História barroca em 8mm
Por Lee Anderson
O festival terminava naquela noite, e na manhã seguinte estaria livre de todas aquelas pessoas vestindo cor-de-rosa e óculos amarelos; estaria livre daqueles roques ingleses e daquelas batidas eletrônicas, livre das metáforas verborrágicas cheias de clichês pós-modernos americanizados e das alucinações pré-programadas à baseados e uns ácidos poucos; de todos eles estaria livre, enfim.

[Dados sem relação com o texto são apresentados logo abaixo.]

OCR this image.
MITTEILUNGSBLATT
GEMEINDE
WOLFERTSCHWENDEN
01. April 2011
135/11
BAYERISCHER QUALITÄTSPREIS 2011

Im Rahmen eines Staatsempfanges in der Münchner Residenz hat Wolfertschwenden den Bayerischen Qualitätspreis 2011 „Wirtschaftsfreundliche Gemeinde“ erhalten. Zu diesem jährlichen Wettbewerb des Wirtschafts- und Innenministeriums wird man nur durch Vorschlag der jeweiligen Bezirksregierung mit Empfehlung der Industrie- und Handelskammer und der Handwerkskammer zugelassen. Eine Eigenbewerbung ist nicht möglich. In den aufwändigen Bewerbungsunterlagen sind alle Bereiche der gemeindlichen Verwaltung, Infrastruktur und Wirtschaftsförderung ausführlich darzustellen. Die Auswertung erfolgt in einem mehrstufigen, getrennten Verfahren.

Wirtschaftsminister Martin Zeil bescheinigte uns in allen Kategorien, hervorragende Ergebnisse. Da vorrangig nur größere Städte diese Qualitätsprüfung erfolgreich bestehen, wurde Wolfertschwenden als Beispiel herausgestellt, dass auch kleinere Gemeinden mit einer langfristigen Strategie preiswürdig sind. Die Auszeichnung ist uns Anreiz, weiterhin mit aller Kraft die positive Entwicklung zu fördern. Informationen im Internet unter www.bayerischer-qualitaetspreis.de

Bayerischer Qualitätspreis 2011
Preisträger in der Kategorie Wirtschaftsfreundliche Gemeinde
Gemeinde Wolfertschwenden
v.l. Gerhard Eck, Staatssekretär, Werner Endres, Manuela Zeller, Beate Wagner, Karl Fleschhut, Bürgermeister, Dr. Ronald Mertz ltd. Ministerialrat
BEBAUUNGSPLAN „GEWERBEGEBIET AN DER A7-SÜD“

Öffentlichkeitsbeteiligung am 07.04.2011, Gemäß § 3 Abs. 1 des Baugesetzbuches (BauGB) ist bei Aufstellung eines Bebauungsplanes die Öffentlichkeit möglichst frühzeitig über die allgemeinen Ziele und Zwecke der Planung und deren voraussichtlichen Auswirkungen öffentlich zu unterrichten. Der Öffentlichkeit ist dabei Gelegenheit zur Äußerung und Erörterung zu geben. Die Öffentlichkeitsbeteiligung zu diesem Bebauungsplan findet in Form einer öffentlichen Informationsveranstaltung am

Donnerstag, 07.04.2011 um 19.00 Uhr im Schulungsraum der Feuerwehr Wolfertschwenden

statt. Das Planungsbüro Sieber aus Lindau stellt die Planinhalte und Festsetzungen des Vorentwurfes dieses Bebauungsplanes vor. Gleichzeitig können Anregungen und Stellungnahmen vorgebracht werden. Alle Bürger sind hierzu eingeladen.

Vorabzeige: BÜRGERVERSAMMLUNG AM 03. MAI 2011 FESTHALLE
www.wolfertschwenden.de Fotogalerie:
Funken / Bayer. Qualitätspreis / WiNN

Colocou o rolo de filme no projetor e fê-lo rodar. Sua cabeça parecia estar a ponto de explodir. Na sala de exibição as pessoas começaram a rir de forma histérica. Sentou-se na cadeira ignorando o ferro frio que queimava em suas costas, espalmou a mão sobre a mesa, apanhou o canivete e cortou a ponta do polegar. No filme, uns berros de terror. Movia-se lento, meticuloso - apanhou o isqueiro e fez pender o pedaço de carne sobre a chama levemente azulada. Em meio a platéia, umas citações filosóficas. Depois, como se entendesse que o breve manjar estava suficientemente pronto, absorto aos gozos vindos daquele silêncio interno que se fazia, saboreou lentamente o gosto agudo do sangue e dos nervos que ainda estavam entranhados a pele levemente rósea. Lembrou das hortênsias. Das nuvens baixas. Depois um jazz, como antigamente. E só foi despertado daquele quase-transe quando as pessoas começaram a gritar. Então percebeu que o rolo havia acabado. Movimentou-se rápido, então, habilidoso, e trocou-o. As pessoas riam. Depois voltou a sentar-se na cadeira de ferro e acendeu um cigarro. O sangue escorria por entre as linhas longas da palma da mão - Vida longa, diria alguma cigana. Baixou a cabeça e suspirou. De tudo aquilo, amanhã estaria livre, enfim. Odiava esses filmes modernos – preferia poesia barroca.